Y en aquel cementerio empezaron a pasar pequeñas cosas raras.
Al entrar, todo el mundo daba un traspiés en los escaloncitos de entrada y sentía la impresión de volar un poco como si recibiese el soplido de 99.000 hadas.
Las flores de plástico rodaban sin rumbo, las plantas brotaban en invierno y las hojas caían contra el sentido del viento.
Los grijos del suelo decían palabras tipo tu tía te recuerda. Tu padre quiere que estudies más. Rompe esas cartas. No te arrepientas, no te arrepientas de dar.
Una tumba se decoró sola con granito rosa.
Sonaba música transparente.
Como las cosas que pasaban eran de un raro agradable, empezó a acudir gente a pasear y pasar el rato allí porque decían salir en paz y con ganas de vivir.
Un escritor de lo paranormal conoció los hechos y contrató a una médium con la idea de saber y escribir un libro sobre el otro lado.
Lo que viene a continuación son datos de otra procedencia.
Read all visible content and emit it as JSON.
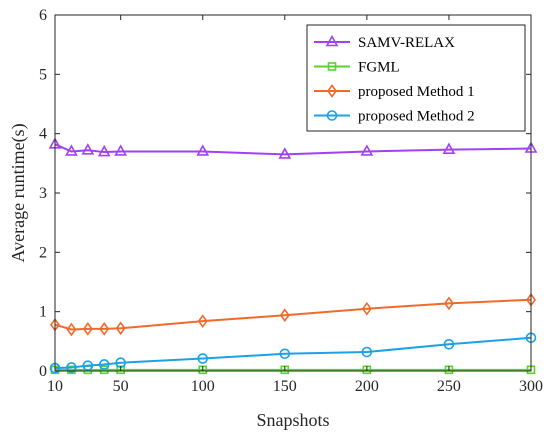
{
  "chart_data": {
    "type": "line",
    "title": "",
    "xlabel": "Snapshots",
    "ylabel": "Average runtime(s)",
    "xlim": [
      10,
      300
    ],
    "ylim": [
      0,
      6
    ],
    "xticks": [
      10,
      50,
      100,
      150,
      200,
      250,
      300
    ],
    "yticks": [
      0,
      1,
      2,
      3,
      4,
      5,
      6
    ],
    "grid": false,
    "legend_position": "top-right",
    "series": [
      {
        "name": "SAMV-RELAX",
        "color": "#A240F5",
        "marker": "triangle",
        "x": [
          10,
          20,
          30,
          40,
          50,
          100,
          150,
          200,
          250,
          300
        ],
        "y": [
          3.82,
          3.7,
          3.72,
          3.69,
          3.7,
          3.7,
          3.65,
          3.7,
          3.73,
          3.75
        ]
      },
      {
        "name": "FGML",
        "color": "#58D32E",
        "marker": "square",
        "x": [
          10,
          20,
          30,
          40,
          50,
          100,
          150,
          200,
          250,
          300
        ],
        "y": [
          0.02,
          0.02,
          0.02,
          0.02,
          0.02,
          0.02,
          0.02,
          0.02,
          0.02,
          0.02
        ]
      },
      {
        "name": "proposed Method 1",
        "color": "#F06A2C",
        "marker": "diamond",
        "x": [
          10,
          20,
          30,
          40,
          50,
          100,
          150,
          200,
          250,
          300
        ],
        "y": [
          0.78,
          0.7,
          0.71,
          0.71,
          0.72,
          0.84,
          0.94,
          1.05,
          1.14,
          1.2
        ]
      },
      {
        "name": "proposed Method 2",
        "color": "#1CA1E8",
        "marker": "circle",
        "x": [
          10,
          20,
          30,
          40,
          50,
          100,
          150,
          200,
          250,
          300
        ],
        "y": [
          0.05,
          0.06,
          0.09,
          0.11,
          0.14,
          0.21,
          0.29,
          0.32,
          0.45,
          0.56
        ]
      }
    ]
  }
}
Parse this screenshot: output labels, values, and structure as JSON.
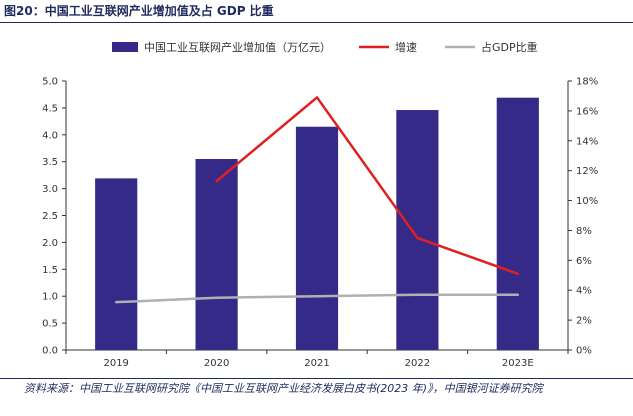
{
  "figure": {
    "title": "图20：中国工业互联网产业增加值及占 GDP 比重",
    "source": "资料来源：中国工业互联网研究院《中国工业互联网产业经济发展白皮书(2023 年)》，中国银河证券研究院"
  },
  "chart_data": {
    "type": "bar",
    "categories": [
      "2019",
      "2020",
      "2021",
      "2022",
      "2023E"
    ],
    "series": [
      {
        "name": "中国工业互联网产业增加值（万亿元）",
        "type": "bar",
        "axis": "left",
        "color": "#352a87",
        "values": [
          3.19,
          3.55,
          4.15,
          4.46,
          4.69
        ]
      },
      {
        "name": "增速",
        "type": "line",
        "axis": "right",
        "color": "#e02020",
        "values": [
          null,
          11.3,
          16.9,
          7.5,
          5.1
        ]
      },
      {
        "name": "占GDP比重",
        "type": "line",
        "axis": "right",
        "color": "#b0b0b0",
        "values": [
          3.2,
          3.5,
          3.6,
          3.7,
          3.7
        ]
      }
    ],
    "yleft": {
      "min": 0,
      "max": 5,
      "ticks": [
        "0.0",
        "0.5",
        "1.0",
        "1.5",
        "2.0",
        "2.5",
        "3.0",
        "3.5",
        "4.0",
        "4.5",
        "5.0"
      ]
    },
    "yright": {
      "min": 0,
      "max": 18,
      "ticks": [
        "0%",
        "2%",
        "4%",
        "6%",
        "8%",
        "10%",
        "12%",
        "14%",
        "16%",
        "18%"
      ]
    },
    "grid": false,
    "legend": "top"
  }
}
Explicación de la médium M. J.
Lo mismo que hoy en día las hadas de la vida disfrutan de su mejor momento celebradas con disfraces, varitas, tatuajes y alas, las hadas de la muerte están viviendo una época funesta.
Las hadas de la muerte apenas tienen coronas, ramilletes o recordatorios que cuidar y su naturaleza, de por sí alegre y positiva, se ha ido consumiendo por el tedio y ajando por la inactividad. La gente todavía se muere, sí, pero cada vez son menos los que engalanan las tumbas y confeccionan altarcitos que encomiendan a su cuidado. Al ser inmortales, su población es estable. Si antes eran pocas con cien mil, ahora las mil que quedan en activo rondan aburridas mano sobre mano. Sus susurros «lleva unas florecitas a la abuela» no se oyen y sólo trabajan como antes la semana de todos los santos.
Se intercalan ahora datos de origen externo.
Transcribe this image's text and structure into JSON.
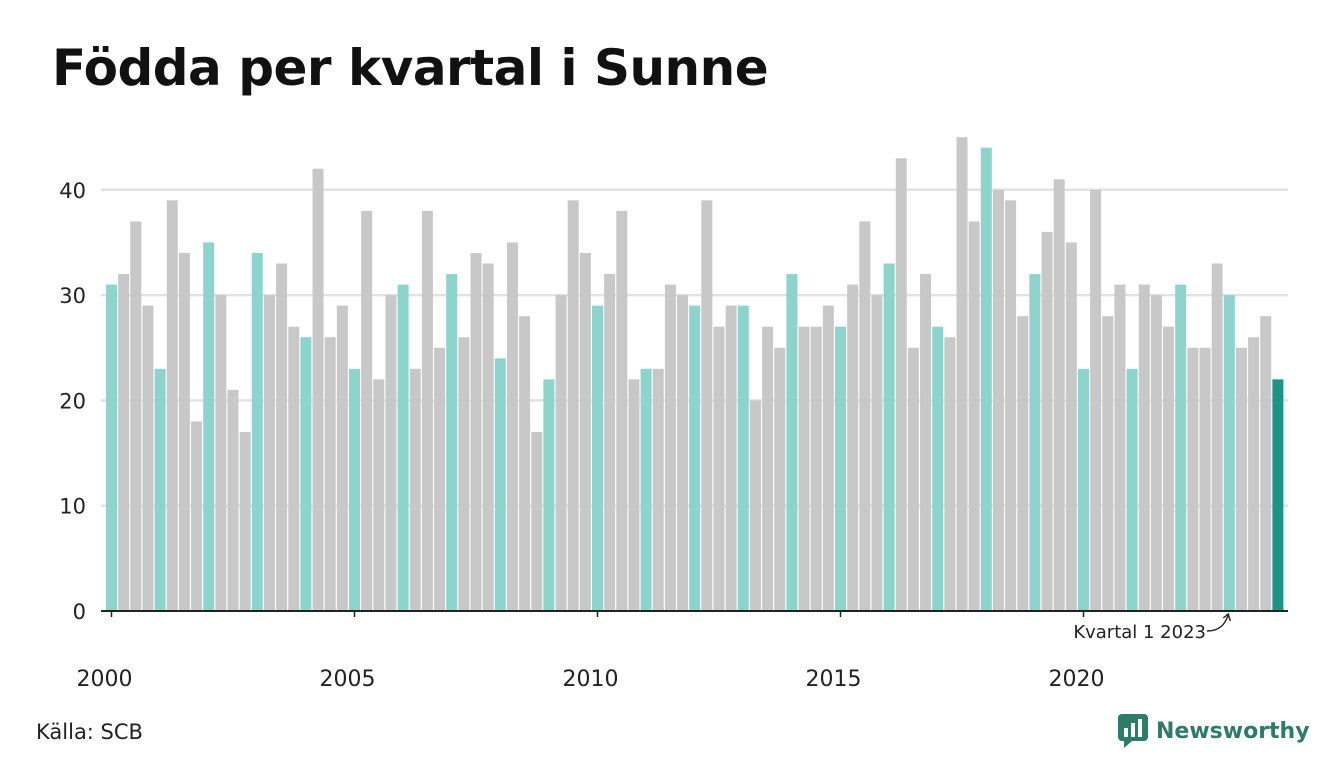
{
  "title": "Födda per kvartal i Sunne",
  "source": "Källa: SCB",
  "brand": {
    "name": "Newsworthy",
    "icon": "newsworthy-logo-icon"
  },
  "colors": {
    "q1": "#8dd5cc",
    "other": "#c8c8c8",
    "highlight": "#1f9385",
    "grid": "#e2e2e2",
    "axis": "#222222",
    "brand": "#2e7b6c"
  },
  "chart_data": {
    "type": "bar",
    "title": "Födda per kvartal i Sunne",
    "xlabel": "",
    "ylabel": "",
    "ylim": [
      0,
      45
    ],
    "yticks": [
      0,
      10,
      20,
      30,
      40
    ],
    "xticks": [
      "2000",
      "2005",
      "2010",
      "2015",
      "2020"
    ],
    "grid": true,
    "start": {
      "year": 2000,
      "quarter": 1
    },
    "values": [
      31,
      32,
      37,
      29,
      23,
      39,
      34,
      18,
      35,
      30,
      21,
      17,
      34,
      30,
      33,
      27,
      26,
      42,
      26,
      29,
      23,
      38,
      22,
      30,
      31,
      23,
      38,
      25,
      32,
      26,
      34,
      33,
      24,
      35,
      28,
      17,
      22,
      30,
      39,
      34,
      29,
      32,
      38,
      22,
      23,
      23,
      31,
      30,
      29,
      39,
      27,
      29,
      29,
      20,
      27,
      25,
      32,
      27,
      27,
      29,
      27,
      31,
      37,
      30,
      33,
      43,
      25,
      32,
      27,
      26,
      45,
      37,
      44,
      40,
      39,
      28,
      32,
      36,
      41,
      35,
      23,
      40,
      28,
      31,
      23,
      31,
      30,
      27,
      31,
      25,
      25,
      33,
      30,
      25,
      26,
      28,
      22
    ],
    "annotation": {
      "text": "Kvartal 1 2023",
      "index": 92
    }
  }
}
Así las cosas, en el año 2000 hicieron un congreso para cambiar su modo de vida y crear una sede de 99.000 hadas jubiladas. Enseguida se pusieron de acuerdo en que no querían un cementerio de gran ciudad y se votó entre una lista de 60.000 cementerios panorámicos. Dentro de alguno de ellos tenía que haber una tumba a la que se llevasen flores más de 50 años seguidos, que albergase a una pareja que se amó, a alguna persona con discapacidad, a alguien generoso o imaginativo, que sufriese al menos dos daños injustos y no se vengase y que fuese apreciado y recordado por su vecindario pasado medio siglo. Encontraron la tumba del maestro Lucas Rey, su esposa Agustina y su hija Pilar en Amurrio y se quedaron allí para siempre.
La explicación no le gustó al escritor. Decidió despedir a la médium por redicha y descartar esta historia por ñoña.
La gente sigue yendo por allí a sentir pequeñas cosas raras.